# New Mice



## kaisa624 (Mar 26, 2010)

Got 3 new mice today. Not sure on colours to be honest... I'm just guessing. Was going to get a 4th but would've cost too much... Their cage is humongous, it's a Savic Rody... However the cage the pics are taken over is their "cleanout tank" hehe.

They aren't good pictures of them by themselves as they wouldn't stay still, and they were taken on my phone...

The 3 together









Muffin - Chocolate and White









Milly - Champagne Self









Maya - Fawn and White









Edit - Correct colours =]


----------



## Cait (Oct 3, 2008)

The 'silver' looks champagne on my screen. The one you have called tan is fawn, and very pretty


----------



## Matt Haslam (Mar 13, 2010)

looks champagne to me too


----------



## kaisa624 (Mar 26, 2010)

Ooh, ok thanks! I thought it looked more Champagne but wasn't sure... Will try to find a decent cam to take some pics once they are a little less mad about running around haha Only got them today... Those pics were taken as I was moving them from their transport cage to their new home 

The one of the 3 together is the clearest, as they were half asleep after the 20 min journey home haha


----------



## Matt Haslam (Mar 13, 2010)

they are a pain to photograph when young and not settled in


----------



## kaisa624 (Mar 26, 2010)

Yup! I was surprised I didn't get bit to be honest with you... With all previous hammys and gerbils I've always gotten at least one bite from picking them up moving from transport cage to home...

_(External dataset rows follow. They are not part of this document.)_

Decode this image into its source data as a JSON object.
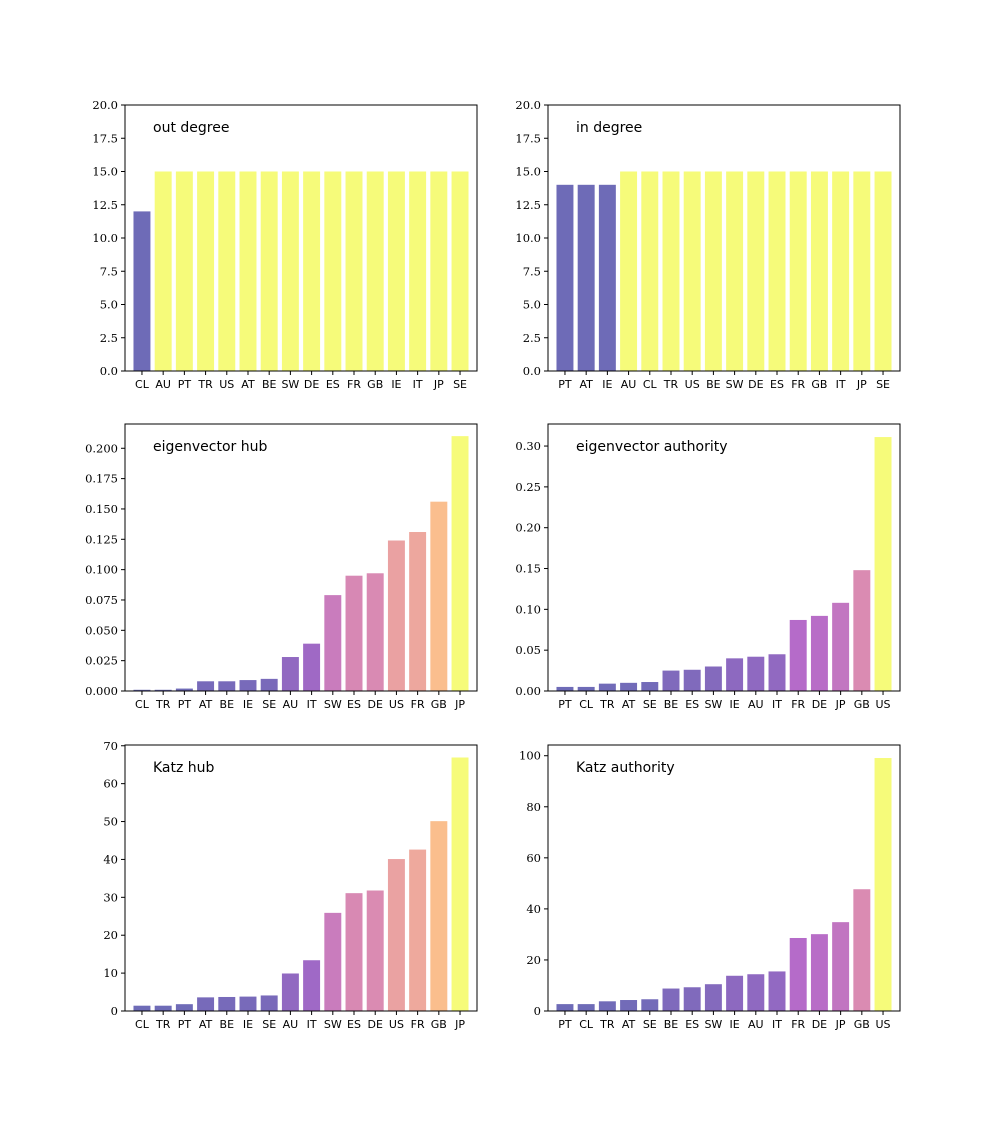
{
  "chart_data": [
    {
      "type": "bar",
      "title": "out degree",
      "categories": [
        "CL",
        "AU",
        "PT",
        "TR",
        "US",
        "AT",
        "BE",
        "SW",
        "DE",
        "ES",
        "FR",
        "GB",
        "IE",
        "IT",
        "JP",
        "SE"
      ],
      "values": [
        12,
        15,
        15,
        15,
        15,
        15,
        15,
        15,
        15,
        15,
        15,
        15,
        15,
        15,
        15,
        15
      ],
      "ylim": [
        0,
        20
      ],
      "yticks": [
        "0.0",
        "2.5",
        "5.0",
        "7.5",
        "10.0",
        "12.5",
        "15.0",
        "17.5",
        "20.0"
      ],
      "ytick_values": [
        0,
        2.5,
        5,
        7.5,
        10,
        12.5,
        15,
        17.5,
        20
      ],
      "grid": false,
      "colormap": "plasma"
    },
    {
      "type": "bar",
      "title": "in degree",
      "categories": [
        "PT",
        "AT",
        "IE",
        "AU",
        "CL",
        "TR",
        "US",
        "BE",
        "SW",
        "DE",
        "ES",
        "FR",
        "GB",
        "IT",
        "JP",
        "SE"
      ],
      "values": [
        14,
        14,
        14,
        15,
        15,
        15,
        15,
        15,
        15,
        15,
        15,
        15,
        15,
        15,
        15,
        15
      ],
      "ylim": [
        0,
        20
      ],
      "yticks": [
        "0.0",
        "2.5",
        "5.0",
        "7.5",
        "10.0",
        "12.5",
        "15.0",
        "17.5",
        "20.0"
      ],
      "ytick_values": [
        0,
        2.5,
        5,
        7.5,
        10,
        12.5,
        15,
        17.5,
        20
      ],
      "grid": false,
      "colormap": "plasma"
    },
    {
      "type": "bar",
      "title": "eigenvector hub",
      "categories": [
        "CL",
        "TR",
        "PT",
        "AT",
        "BE",
        "IE",
        "SE",
        "AU",
        "IT",
        "SW",
        "ES",
        "DE",
        "US",
        "FR",
        "GB",
        "JP"
      ],
      "values": [
        0.001,
        0.001,
        0.002,
        0.008,
        0.008,
        0.009,
        0.01,
        0.028,
        0.039,
        0.079,
        0.095,
        0.097,
        0.124,
        0.131,
        0.156,
        0.21
      ],
      "ylim": [
        0,
        0.22
      ],
      "yticks": [
        "0.000",
        "0.025",
        "0.050",
        "0.075",
        "0.100",
        "0.125",
        "0.150",
        "0.175",
        "0.200"
      ],
      "ytick_values": [
        0,
        0.025,
        0.05,
        0.075,
        0.1,
        0.125,
        0.15,
        0.175,
        0.2
      ],
      "grid": false,
      "colormap": "plasma"
    },
    {
      "type": "bar",
      "title": "eigenvector authority",
      "categories": [
        "PT",
        "CL",
        "TR",
        "AT",
        "SE",
        "BE",
        "ES",
        "SW",
        "IE",
        "AU",
        "IT",
        "FR",
        "DE",
        "JP",
        "GB",
        "US"
      ],
      "values": [
        0.005,
        0.005,
        0.009,
        0.01,
        0.011,
        0.025,
        0.026,
        0.03,
        0.04,
        0.042,
        0.045,
        0.087,
        0.092,
        0.108,
        0.148,
        0.311
      ],
      "ylim": [
        0,
        0.327
      ],
      "yticks": [
        "0.00",
        "0.05",
        "0.10",
        "0.15",
        "0.20",
        "0.25",
        "0.30"
      ],
      "ytick_values": [
        0,
        0.05,
        0.1,
        0.15,
        0.2,
        0.25,
        0.3
      ],
      "grid": false,
      "colormap": "plasma"
    },
    {
      "type": "bar",
      "title": "Katz hub",
      "categories": [
        "CL",
        "TR",
        "PT",
        "AT",
        "BE",
        "IE",
        "SE",
        "AU",
        "IT",
        "SW",
        "ES",
        "DE",
        "US",
        "FR",
        "GB",
        "JP"
      ],
      "values": [
        1.4,
        1.4,
        1.8,
        3.6,
        3.7,
        3.8,
        4.1,
        9.9,
        13.4,
        25.9,
        31.1,
        31.8,
        40.1,
        42.6,
        50.1,
        66.9
      ],
      "ylim": [
        0,
        70.2
      ],
      "yticks": [
        "0",
        "10",
        "20",
        "30",
        "40",
        "50",
        "60",
        "70"
      ],
      "ytick_values": [
        0,
        10,
        20,
        30,
        40,
        50,
        60,
        70
      ],
      "grid": false,
      "colormap": "plasma"
    },
    {
      "type": "bar",
      "title": "Katz authority",
      "categories": [
        "PT",
        "CL",
        "TR",
        "AT",
        "SE",
        "BE",
        "ES",
        "SW",
        "IE",
        "AU",
        "IT",
        "FR",
        "DE",
        "JP",
        "GB",
        "US"
      ],
      "values": [
        2.7,
        2.7,
        3.8,
        4.3,
        4.6,
        8.8,
        9.3,
        10.5,
        13.8,
        14.4,
        15.5,
        28.6,
        30.1,
        34.8,
        47.7,
        99.1
      ],
      "ylim": [
        0,
        104.2
      ],
      "yticks": [
        "0",
        "20",
        "40",
        "60",
        "80",
        "100"
      ],
      "ytick_values": [
        0,
        20,
        40,
        60,
        80,
        100
      ],
      "grid": false,
      "colormap": "plasma"
    }
  ]
}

I let them have free run of the bathroom, from their cage, I had ladders on either side, when I was in the bath reading, but they just sat in their cage. Was quite amusing... The hammy and when we had gerbils, always climb out of their cage... even when we first get them.

I'll leave them be tomorrow  I'm working Thurs, so will get them out again in the eve. Let's hope the parents don't go mad, as they haven't been told... The hammy is on show, as it's my OH's, but the mice will be living under my bed  I have a throw that covers it... I have a single trundle bed, so it's up as a double atm.


----------